Airbus’ “Bird of Prey” concept creates a ‘wow’ factor
24 July 2019
Airbus has unveiled a bird-like conceptual airliner design with the goal of motivating the next generation of aeronautical engineers.
It underscores how they can make a difference by applying technologies researched at the company in hybrid-electric propulsion, active control systems and advanced composite structures.
Revealed at the Royal International Air Tattoo air show in the UK, the theoretical design is a hybrid-electric, turbo-propeller aircraft for regional air transportation. Inspired by efficient mechanics of a bird, it has wing and tail structures that mimic those of a bird of prey, while featuring individually controlled feathers that provide active flight control.
Biomimicry’s potential in aircraft design
While not intended to represent an actual aircraft, Airbus’ “Bird of Prey” is based on realistic ideas – providing an insight into what a future regional aircraft could look like. It includes a blended wing-to-fuselage joint that mirrors the graceful and aerodynamic arch of an eagle or falcon, representing the potential of biomimicry (the design and production of materials, structures and systems inspired by nature).

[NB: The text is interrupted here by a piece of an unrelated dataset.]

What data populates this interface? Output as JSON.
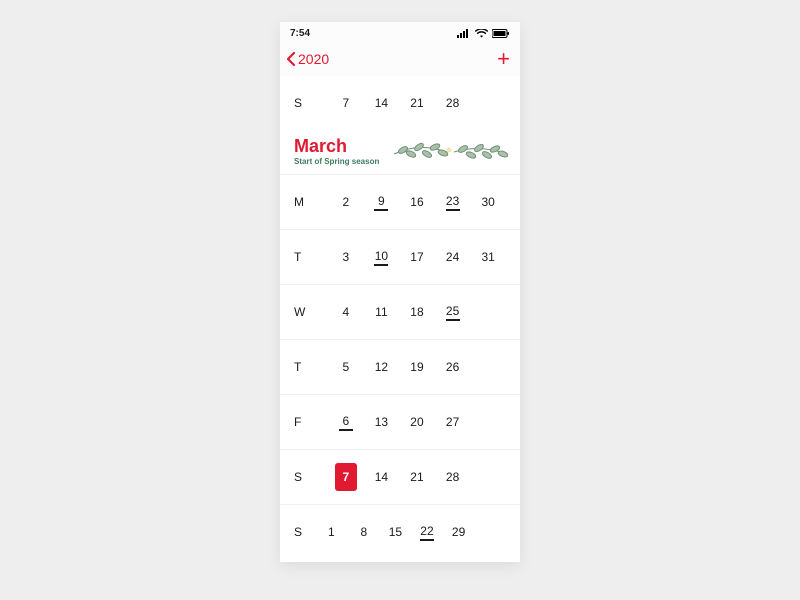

“Our “Bird of Prey” is designed to be an inspiration to young people and create a ‘wow’ factor that will help them consider an exciting career in the crucially-important aerospace sector,” explained Martin Aston, a senior manager at Airbus. “One of the priorities for the entire industry is how to make aviation more sustainable – making flying cleaner, greener and quieter than ever before. We know from our work on the A350 XWB passenger jet that through biomimicry, nature has some of the best lessons we can learn about design. Who can’t help but be inspired by such a creation?”

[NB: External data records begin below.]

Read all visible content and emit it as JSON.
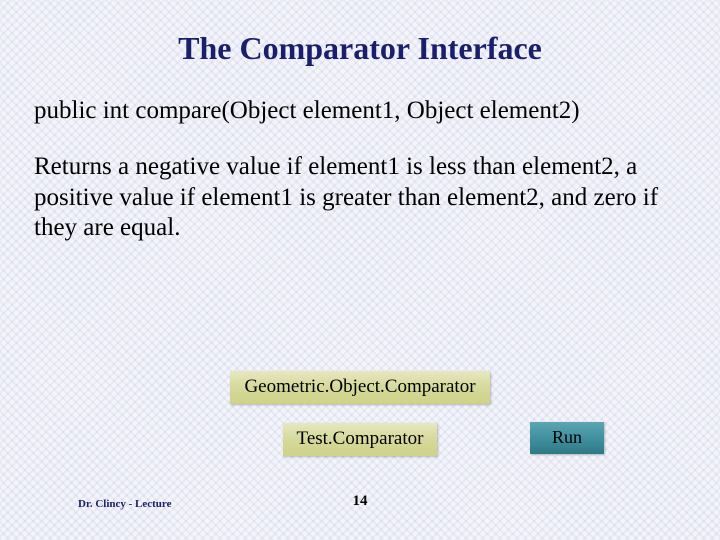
{
  "title": "The Comparator Interface",
  "signature": "public int compare(Object element1, Object element2)",
  "description": "Returns a negative value if element1 is less than element2, a positive value if element1 is greater than element2, and zero if they are equal.",
  "buttons": {
    "geometric": "Geometric.Object.Comparator",
    "test": "Test.Comparator",
    "run": "Run"
  },
  "footer": {
    "author": "Dr. Clincy - Lecture",
    "page": "14"
  }
}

The Bird of Prey concept was unveiled at the Royal International Air Tattoo event to underscore the UK’s aerospace industry leadership, and also highlights the 50th anniversary of Airbus as an aircraft manufacturer. The conceptual design initiative is backed by the GREAT Britain campaign, the Royal Aeronautical Society, the Air League, the Institution of Engineering and the Technology and Aerospace Technology Institute.